Public vs Private Datasets¶
- Public datasets (published) can be downloaded by anyone without authentication.
- Private datasets (pre-publication) can only be downloaded by the owner and designated collaborators, and only through the NEMAR CLI. Direct git-annex commands (
git annex get,git annex pull) will not work for private data.
After publishing, datasets become publicly available for everyone.
Quick Download¶
# Download a public dataset (no account needed)
nemar dataset download nm000104
# Download a private dataset (requires login)
nemar auth login
nemar dataset download nm000115
This clones the dataset and downloads all data files from S3. The CLI shows real-time progress during download, including transfer speed, estimated time remaining, and per-file status.
Download Options¶
# Download to specific directory
nemar dataset download nm000104 -o ./datasets/
# Clone metadata only (skip large data files)
nemar dataset download nm000104 --no-data
# Parallel downloads for large datasets
nemar dataset download nm000104 -j 8
Clone vs Download¶
For large datasets, you may want to clone first and get files selectively:
# Clone metadata only
nemar dataset clone nm000104
# Get specific files later
cd nm000104
nemar dataset get sub-01/
# Get specific modality
nemar dataset get sub-01/eeg/
Download Progress¶
Downloads display real-time progress with:
- Transfer speed - current download rate (e.g., 2.4 MB/s)
- Estimated time remaining - based on sliding-window speed averaging
- File progress - tracks completed vs total files
- Per-file status - shows which file is currently downloading
The CLI automatically detects whether git-annex is installed.

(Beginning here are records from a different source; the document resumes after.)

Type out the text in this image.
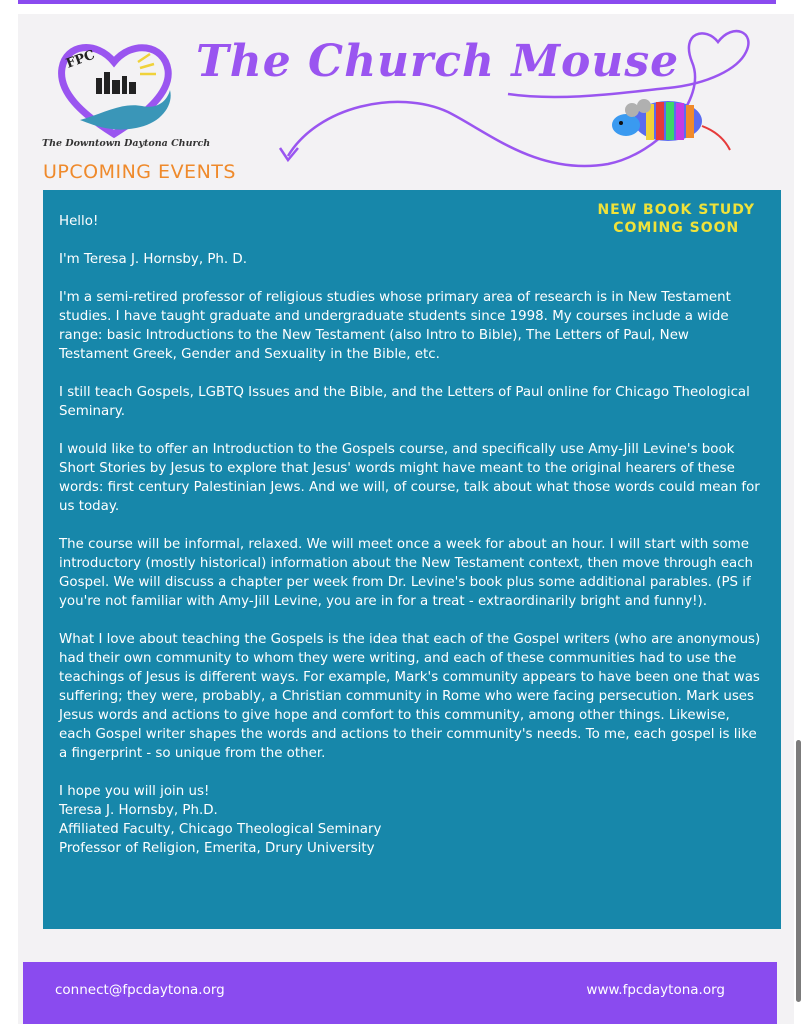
FPC
The Downtown Daytona Church
The Church Mouse
UPCOMING EVENTS
NEW BOOK STUDY
COMING SOON

Hello!

I'm Teresa J. Hornsby, Ph. D.

I'm a semi-retired professor of religious studies whose primary area of research is in New Testament studies. I have taught graduate and undergraduate students since 1998. My courses include a wide range: basic Introductions to the New Testament (also Intro to Bible), The Letters of Paul, New Testament Greek, Gender and Sexuality in the Bible, etc.

I still teach Gospels, LGBTQ Issues and the Bible, and the Letters of Paul online for Chicago Theological Seminary.

I would like to offer an Introduction to the Gospels course, and specifically use Amy-Jill Levine's book Short Stories by Jesus to explore that Jesus' words might have meant to the original hearers of these words: first century Palestinian Jews. And we will, of course, talk about what those words could mean for us today.

The course will be informal, relaxed. We will meet once a week for about an hour. I will start with some introductory (mostly historical) information about the New Testament context, then move through each Gospel. We will discuss a chapter per week from Dr. Levine's book plus some additional parables. (PS if you're not familiar with Amy-Jill Levine, you are in for a treat - extraordinarily bright and funny!).

What I love about teaching the Gospels is the idea that each of the Gospel writers (who are anonymous) had their own community to whom they were writing, and each of these communities had to use the teachings of Jesus is different ways. For example, Mark's community appears to have been one that was suffering; they were, probably, a Christian community in Rome who were facing persecution. Mark uses Jesus words and actions to give hope and comfort to this community, among other things. Likewise, each Gospel writer shapes the words and actions to their community's needs. To me, each gospel is like a fingerprint - so unique from the other.

I hope you will join us!
Teresa J. Hornsby, Ph.D.
Affiliated Faculty, Chicago Theological Seminary
Professor of Religion, Emerita, Drury University

connect@fpcdaytona.org	www.fpcdaytona.org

If available, it uses git-annex for efficient content-addressed downloads. Otherwise, it falls back to direct S3 downloads via pre-signed URLs.
Prerequisites¶
The download command requires the GitHub CLI (gh) to be installed and authenticated. The CLI checks for required tools before starting and provides platform-specific install guidance if anything is missing.
For private datasets, you must also be logged in with nemar auth login.
How It Works¶
NEMAR uses git-annex for efficient data management:
- Metadata stored in Git (GitHub)
- Large files stored in S3 (retrieved on demand)
- Versioning tracked automatically
This means: - Quick initial clone (just metadata) - Download only files you need - Automatic deduplication - Version history preserved
Working with Downloaded Data¶
Check What's Available¶
# See what files exist but aren't downloaded
git annex find --not --in here
# See what's downloaded
git annex find --in here
Free Space¶
Drop files you no longer need locally:
# Drop specific files (keeps remote copies)
nemar dataset drop sub-01/eeg/sub-01_task-rest_eeg.edf
# Drop all local copies
nemar dataset drop
Troubleshooting¶
"Permission denied" Error¶
Ensure you're logged in:
nemar auth status --refresh
Slow Download¶
For large datasets, downloads happen from S3. Check your connection and try
increasing parallelism with -j 8.
"Content not available" Error¶
The file may have been removed or moved. Try pulling the latest changes:
git pull
nemar dataset get <file>